Atomistic theoretical study of electronic and polarization properties of elliptical, single and vertically stacked InAs quantum dots

TL;DR

This study uses atomistic simulations to analyze how elliptical shape asymmetry in InAs quantum dots influences their electronic and polarization properties, providing insights for designing optoelectronic devices with tailored polarization responses.

Contribution

It offers a detailed atomistic analysis of how shape asymmetry affects polarization and electronic properties in single and stacked InAs quantum dots, guiding experimental design.

Findings

Elongation of tall QDs allows wider tuning of DOP.

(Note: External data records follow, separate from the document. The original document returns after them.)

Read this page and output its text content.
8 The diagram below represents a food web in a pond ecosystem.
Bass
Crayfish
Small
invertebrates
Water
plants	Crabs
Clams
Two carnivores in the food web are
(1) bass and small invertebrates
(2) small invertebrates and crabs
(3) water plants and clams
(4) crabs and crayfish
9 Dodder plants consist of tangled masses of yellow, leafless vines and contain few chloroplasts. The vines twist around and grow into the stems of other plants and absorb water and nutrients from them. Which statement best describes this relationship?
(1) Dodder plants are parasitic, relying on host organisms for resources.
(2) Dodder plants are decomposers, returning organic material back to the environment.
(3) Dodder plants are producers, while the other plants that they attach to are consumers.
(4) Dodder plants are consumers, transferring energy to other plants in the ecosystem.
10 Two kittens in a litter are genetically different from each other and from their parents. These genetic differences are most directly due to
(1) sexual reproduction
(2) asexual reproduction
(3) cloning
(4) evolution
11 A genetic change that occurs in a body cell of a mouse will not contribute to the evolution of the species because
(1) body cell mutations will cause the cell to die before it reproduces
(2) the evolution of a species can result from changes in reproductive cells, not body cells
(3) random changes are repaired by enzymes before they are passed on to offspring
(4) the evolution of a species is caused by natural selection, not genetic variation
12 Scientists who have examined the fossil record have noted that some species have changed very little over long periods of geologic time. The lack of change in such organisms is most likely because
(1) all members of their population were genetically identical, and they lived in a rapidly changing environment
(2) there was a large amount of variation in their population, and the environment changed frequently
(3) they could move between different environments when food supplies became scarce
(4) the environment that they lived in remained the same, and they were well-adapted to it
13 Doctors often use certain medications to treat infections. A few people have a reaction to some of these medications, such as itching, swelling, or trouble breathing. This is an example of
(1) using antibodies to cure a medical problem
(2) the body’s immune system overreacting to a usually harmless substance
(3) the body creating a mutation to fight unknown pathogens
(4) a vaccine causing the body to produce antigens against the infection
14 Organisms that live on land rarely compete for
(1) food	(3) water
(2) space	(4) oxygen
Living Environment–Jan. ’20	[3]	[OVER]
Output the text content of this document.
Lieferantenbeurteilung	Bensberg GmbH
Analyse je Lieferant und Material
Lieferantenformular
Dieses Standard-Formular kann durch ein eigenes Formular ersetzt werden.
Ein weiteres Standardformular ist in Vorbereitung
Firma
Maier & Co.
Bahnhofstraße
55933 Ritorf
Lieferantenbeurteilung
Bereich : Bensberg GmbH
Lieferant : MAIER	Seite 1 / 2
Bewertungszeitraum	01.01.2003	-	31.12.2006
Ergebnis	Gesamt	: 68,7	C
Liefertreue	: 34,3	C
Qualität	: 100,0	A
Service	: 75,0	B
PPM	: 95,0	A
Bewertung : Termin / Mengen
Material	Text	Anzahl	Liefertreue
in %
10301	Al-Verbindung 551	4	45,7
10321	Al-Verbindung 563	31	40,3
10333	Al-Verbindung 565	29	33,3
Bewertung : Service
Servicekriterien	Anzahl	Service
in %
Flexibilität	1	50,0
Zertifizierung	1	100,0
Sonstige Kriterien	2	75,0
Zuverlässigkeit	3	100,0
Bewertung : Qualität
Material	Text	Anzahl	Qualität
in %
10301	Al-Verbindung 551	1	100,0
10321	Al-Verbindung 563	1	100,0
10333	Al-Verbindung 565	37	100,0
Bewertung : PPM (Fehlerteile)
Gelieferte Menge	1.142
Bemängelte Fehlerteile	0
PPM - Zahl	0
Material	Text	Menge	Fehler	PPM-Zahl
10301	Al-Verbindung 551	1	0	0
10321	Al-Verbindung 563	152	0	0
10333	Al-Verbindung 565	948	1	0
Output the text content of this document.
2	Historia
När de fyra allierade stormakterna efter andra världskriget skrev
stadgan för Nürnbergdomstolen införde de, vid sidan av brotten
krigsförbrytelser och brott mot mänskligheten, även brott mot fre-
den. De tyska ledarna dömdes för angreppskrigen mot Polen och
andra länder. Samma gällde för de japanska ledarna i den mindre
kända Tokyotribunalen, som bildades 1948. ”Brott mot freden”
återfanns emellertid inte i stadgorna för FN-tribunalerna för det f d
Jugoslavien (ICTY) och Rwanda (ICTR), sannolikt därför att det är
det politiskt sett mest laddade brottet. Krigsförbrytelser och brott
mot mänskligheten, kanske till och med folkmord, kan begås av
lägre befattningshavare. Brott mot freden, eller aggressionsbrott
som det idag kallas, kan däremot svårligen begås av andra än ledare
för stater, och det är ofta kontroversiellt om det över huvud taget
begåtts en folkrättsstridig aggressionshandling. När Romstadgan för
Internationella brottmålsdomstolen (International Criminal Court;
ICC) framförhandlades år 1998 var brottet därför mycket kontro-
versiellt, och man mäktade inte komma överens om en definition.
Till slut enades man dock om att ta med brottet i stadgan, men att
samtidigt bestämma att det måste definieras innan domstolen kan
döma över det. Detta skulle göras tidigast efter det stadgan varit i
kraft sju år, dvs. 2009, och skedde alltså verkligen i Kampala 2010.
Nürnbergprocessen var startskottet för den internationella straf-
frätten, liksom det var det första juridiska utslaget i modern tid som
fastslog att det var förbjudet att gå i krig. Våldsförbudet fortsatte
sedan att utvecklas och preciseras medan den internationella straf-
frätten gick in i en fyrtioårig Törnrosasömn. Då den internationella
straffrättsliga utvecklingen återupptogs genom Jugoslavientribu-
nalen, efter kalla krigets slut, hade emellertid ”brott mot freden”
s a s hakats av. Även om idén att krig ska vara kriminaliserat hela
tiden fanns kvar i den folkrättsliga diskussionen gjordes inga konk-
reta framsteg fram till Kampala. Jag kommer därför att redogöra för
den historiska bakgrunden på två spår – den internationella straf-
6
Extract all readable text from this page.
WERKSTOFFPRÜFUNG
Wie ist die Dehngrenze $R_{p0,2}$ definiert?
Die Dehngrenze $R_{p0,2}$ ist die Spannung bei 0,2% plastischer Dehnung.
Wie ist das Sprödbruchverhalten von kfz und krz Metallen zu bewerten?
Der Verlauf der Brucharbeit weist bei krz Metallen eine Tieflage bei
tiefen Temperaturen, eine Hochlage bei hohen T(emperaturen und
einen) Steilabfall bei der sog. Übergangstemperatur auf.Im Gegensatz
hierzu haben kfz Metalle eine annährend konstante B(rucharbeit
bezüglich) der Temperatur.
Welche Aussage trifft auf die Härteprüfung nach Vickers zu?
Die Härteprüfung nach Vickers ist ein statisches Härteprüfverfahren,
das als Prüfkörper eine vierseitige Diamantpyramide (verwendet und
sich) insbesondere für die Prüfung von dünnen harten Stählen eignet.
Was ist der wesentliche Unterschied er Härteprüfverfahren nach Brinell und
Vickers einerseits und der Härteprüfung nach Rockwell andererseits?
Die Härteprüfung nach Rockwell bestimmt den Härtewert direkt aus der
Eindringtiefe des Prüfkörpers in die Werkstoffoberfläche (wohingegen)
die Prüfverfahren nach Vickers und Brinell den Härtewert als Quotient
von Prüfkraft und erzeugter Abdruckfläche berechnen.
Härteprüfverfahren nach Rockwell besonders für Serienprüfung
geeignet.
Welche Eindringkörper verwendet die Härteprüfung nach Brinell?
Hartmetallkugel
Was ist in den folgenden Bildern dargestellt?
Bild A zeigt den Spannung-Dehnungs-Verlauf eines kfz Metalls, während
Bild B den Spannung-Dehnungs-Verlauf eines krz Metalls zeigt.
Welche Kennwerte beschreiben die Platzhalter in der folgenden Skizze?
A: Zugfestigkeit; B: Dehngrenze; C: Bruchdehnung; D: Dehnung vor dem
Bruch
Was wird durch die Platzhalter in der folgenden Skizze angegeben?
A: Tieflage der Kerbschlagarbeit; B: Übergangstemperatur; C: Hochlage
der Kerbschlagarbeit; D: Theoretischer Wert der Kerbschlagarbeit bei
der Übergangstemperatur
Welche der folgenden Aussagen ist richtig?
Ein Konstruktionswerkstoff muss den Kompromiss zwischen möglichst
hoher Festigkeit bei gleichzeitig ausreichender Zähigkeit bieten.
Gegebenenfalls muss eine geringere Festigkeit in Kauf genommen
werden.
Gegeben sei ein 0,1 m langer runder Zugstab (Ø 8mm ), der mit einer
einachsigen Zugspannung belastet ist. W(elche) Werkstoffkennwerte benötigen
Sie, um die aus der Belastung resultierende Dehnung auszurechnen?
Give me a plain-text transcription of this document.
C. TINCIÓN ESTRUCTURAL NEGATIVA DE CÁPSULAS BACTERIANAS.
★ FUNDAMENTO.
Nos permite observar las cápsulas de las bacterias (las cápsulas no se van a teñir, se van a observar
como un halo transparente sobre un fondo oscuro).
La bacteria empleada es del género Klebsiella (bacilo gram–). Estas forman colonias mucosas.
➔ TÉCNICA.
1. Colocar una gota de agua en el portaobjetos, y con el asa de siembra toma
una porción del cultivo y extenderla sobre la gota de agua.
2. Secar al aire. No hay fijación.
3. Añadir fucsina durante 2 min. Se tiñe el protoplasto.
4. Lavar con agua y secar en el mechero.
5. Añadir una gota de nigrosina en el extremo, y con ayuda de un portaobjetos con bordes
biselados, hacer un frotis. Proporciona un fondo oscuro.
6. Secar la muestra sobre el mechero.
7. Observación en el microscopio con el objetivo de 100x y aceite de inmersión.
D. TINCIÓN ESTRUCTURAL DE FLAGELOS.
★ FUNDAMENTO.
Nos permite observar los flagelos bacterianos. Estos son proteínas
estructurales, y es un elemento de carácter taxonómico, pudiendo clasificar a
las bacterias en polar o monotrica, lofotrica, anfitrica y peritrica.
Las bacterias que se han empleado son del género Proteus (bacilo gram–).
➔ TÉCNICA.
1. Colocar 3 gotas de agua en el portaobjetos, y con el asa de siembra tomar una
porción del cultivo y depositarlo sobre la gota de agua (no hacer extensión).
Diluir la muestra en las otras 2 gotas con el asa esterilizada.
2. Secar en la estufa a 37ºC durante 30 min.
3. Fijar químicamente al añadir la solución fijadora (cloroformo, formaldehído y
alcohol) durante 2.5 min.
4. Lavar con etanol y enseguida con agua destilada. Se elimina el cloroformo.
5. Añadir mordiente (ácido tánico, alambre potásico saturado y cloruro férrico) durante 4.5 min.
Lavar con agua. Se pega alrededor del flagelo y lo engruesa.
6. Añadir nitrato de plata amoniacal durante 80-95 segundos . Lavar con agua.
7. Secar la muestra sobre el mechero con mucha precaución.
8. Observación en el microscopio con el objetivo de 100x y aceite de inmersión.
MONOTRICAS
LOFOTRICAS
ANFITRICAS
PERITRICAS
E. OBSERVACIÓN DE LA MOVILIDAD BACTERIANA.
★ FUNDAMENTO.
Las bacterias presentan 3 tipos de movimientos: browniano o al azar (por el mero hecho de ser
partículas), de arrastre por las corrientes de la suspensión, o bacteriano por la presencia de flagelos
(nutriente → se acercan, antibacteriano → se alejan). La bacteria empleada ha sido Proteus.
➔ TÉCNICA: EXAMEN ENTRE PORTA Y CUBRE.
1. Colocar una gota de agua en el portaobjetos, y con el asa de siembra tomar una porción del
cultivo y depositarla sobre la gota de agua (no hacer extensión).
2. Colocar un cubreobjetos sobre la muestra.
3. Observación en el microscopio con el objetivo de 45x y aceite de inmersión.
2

Base elongation orientation controls the sign of DOP.

Elliptical shape can tune either DOP[110] or DOP[-110], not both simultaneously.

Abstract

The demonstration of isotropic polarization response from semiconductor quantum dots (QDs) is a crucial step towards the design of several optoelectronic technologies. Among many parameters that impact the degree of polarization (DOP) of a QD system, the shape asymmetry is a critical factor. We perform multi-million-atom simulations to study the impact of the elliptical shapes on the electronic and polarization properties of single and vertically stacked InAs QDs. The comparison between a low aspect ratio (AR) and a high AR QD reveals that the electronic and the polarization properties strongly depend on the AR of the QD; the elongation of a tall QD allows tuning of the DOP over a much wider range. We then extend our analysis to an experimentally reported vertical stack of nine QDs (9-VSQDs) that has shown significant potential to achieve isotropic polarization properties. We analyse the contribution from the shape asymmetry in the large, experimentally measured, in-plane polarization anisotropy. Our analysis shows that the orientation of the base elongation controls the sign of the DOP; however the magnitude of the base elongation has only a very little impact on the magnitude of the DOP. We further predict that the elliptical shape of the 9-VSQDs can only tune either DOP[110] or DOP[-110] for an isotropic response. Our model results, in agreement with the TEM findings, suggest that the experimentally grown 9-VSQDs has either a circular-base or a slightly [-110] elongated base. Overall the detailed investigation of the DOP as a function of the QD shape asymmetry provides a theoretical guidance for the continuing experimental efforts to achieve tailored polarization properties from the QD nano-structures for the design of optical devices.